The Letter herewith inclosed, from the Council and house of Representatives of the Massachusetts province to your Lordship, having this day come to our hands, we think it our duty to forward it without delay, and have the honour to be, with the greatest respect, Your Lordship’s most obedient, and most humble servants

W. Bollan
B Franklin

The rt. honble. the Earl of Dartmouth

Endorsed: Mr. Bollan 20 Aug. 1773

[Note numbering follows the Franklin Papers source.]

4In Bollan’s hand, perhaps because the enclosure was signed by Thomas Flucker, secretary of the Council as well as of the province, and was therefore formally Bollan’s concern.

5For the contents of each see the annotation of the two Cushing letters above.
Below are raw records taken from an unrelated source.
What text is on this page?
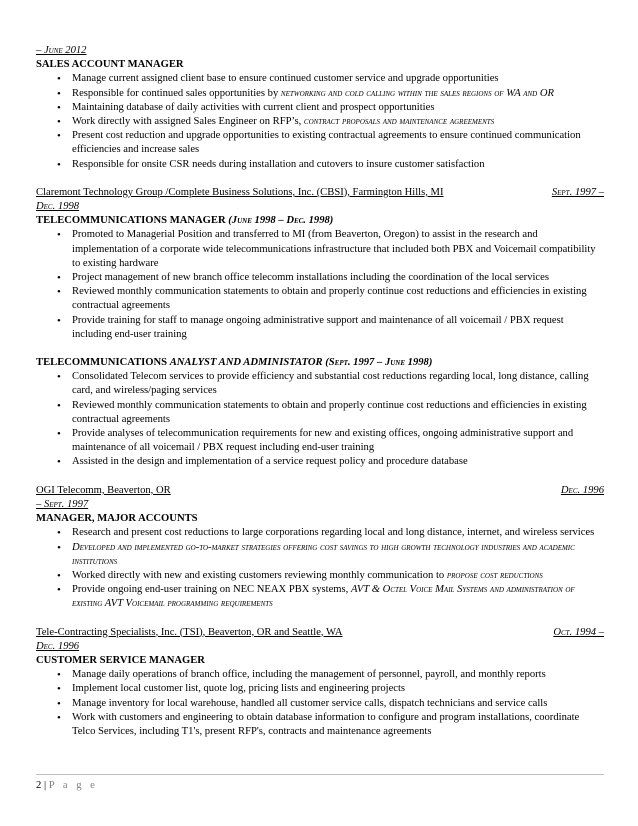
– June 2012

SALES ACCOUNT MANAGER

• Manage current assigned client base to ensure continued customer service and upgrade opportunities
• Responsible for continued sales opportunities by networking and cold calling within the sales regions of WA and OR
• Maintaining database of daily activities with current client and prospect opportunities
• Work directly with assigned Sales Engineer on RFP’s, contract proposals and maintenance agreements
• Present cost reduction and upgrade opportunities to existing contractual agreements to ensure continued communication efficiencies and increase sales
• Responsible for onsite CSR needs during installation and cutovers to insure customer satisfaction
Claremont Technology Group /Complete Business Solutions, Inc. (CBSI), Farmington Hills, MI	Sept. 1997 –

Dec. 1998

TELECOMMUNICATIONS MANAGER (June 1998 – Dec. 1998)

• Promoted to Managerial Position and transferred to MI (from Beaverton, Oregon) to assist in the research and implementation of a corporate wide telecommunications infrastructure that included both PBX and Voicemail compatibility to existing hardware
• Project management of new branch office telecomm installations including the coordination of the local services
• Reviewed monthly communication statements to obtain and properly continue cost reductions and efficiencies in existing contractual agreements
• Provide training for staff to manage ongoing administrative support and maintenance of all voicemail / PBX request including end-user training

TELECOMMUNICATIONS ANALYST AND ADMINISTATOR (Sept. 1997 – June 1998)

• Consolidated Telecom services to provide efficiency and substantial cost reductions regarding local, long distance, calling card, and wireless/paging services
• Reviewed monthly communication statements to obtain and properly continue cost reductions and efficiencies in existing contractual agreements
• Provide analyses of telecommunication requirements for new and existing offices, ongoing administrative support and maintenance of all voicemail / PBX request including end-user training
• Assisted in the design and implementation of a service request policy and procedure database
OGI Telecomm, Beaverton, OR	Dec. 1996

– Sept. 1997

MANAGER, MAJOR ACCOUNTS

• Research and present cost reductions to large corporations regarding local and long distance, internet, and wireless services
• Developed and implemented go-to-market strategies offering cost savings to high growth technology industries and academic institutions
• Worked directly with new and existing customers reviewing monthly communication to propose cost reductions
• Provide ongoing end-user training on NEC NEAX PBX systems, AVT & Octel Voice Mail Systems and administration of existing AVT Voicemail programming requirements
Tele-Contracting Specialists, Inc. (TSI), Beaverton, OR and Seattle, WA	Oct. 1994 –

Dec. 1996

CUSTOMER SERVICE MANAGER

• Manage daily operations of branch office, including the management of personnel, payroll, and monthly reports
• Implement local customer list, quote log, pricing lists and engineering projects
• Manage inventory for local warehouse, handled all customer service calls, dispatch technicians and service calls
• Work with customers and engineering to obtain database information to configure and program installations, coordinate Telco Services, including T1's, present RFP's, contracts and maintenance agreements
2 | P a g e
6Whether it did or not depends on what ship carried it. Capt. Hall in the Dartmouth and Capt. Loring in the William sailed from Boston on June 29, and arrived in London respectively on Aug. 4 or 5 and on Aug. 18 or 19. Mass. Gaz.; and the Boston Weekly News-Letter, July 1, and Lloyd’s Evening Post, Aug. 4–6, 18–20, 1773. Cushing may have sent the petition and his covering letter of June 25 in either, or very possibly in both. Hall certainly carried a copy of the petition, for a letter-writer in London had seen one by the 7th (——Wentworth to Rockingham, Aug. 7, 1773, Wentworth Woodhouse MSS, R1/1438, Sheffield City Libraries); if BF’s copy came by the same ship, as seems probable, he had it a fortnight before he told Dartmouth that it was “just received.” The letter from the House and Council was enclosed in Cushing’s above of June 30, which went in duplicate. The Speaker’s LS arrived late: it went by way of Liverpool, where it was postmarked Aug. 26. His ALS went by the Neptune out of Nantucket, and she passed Gravesend on the 17th: 6 Mass. Hist. Soc. Coll., IX, 305; Public Advertiser, Aug. 19, 1773.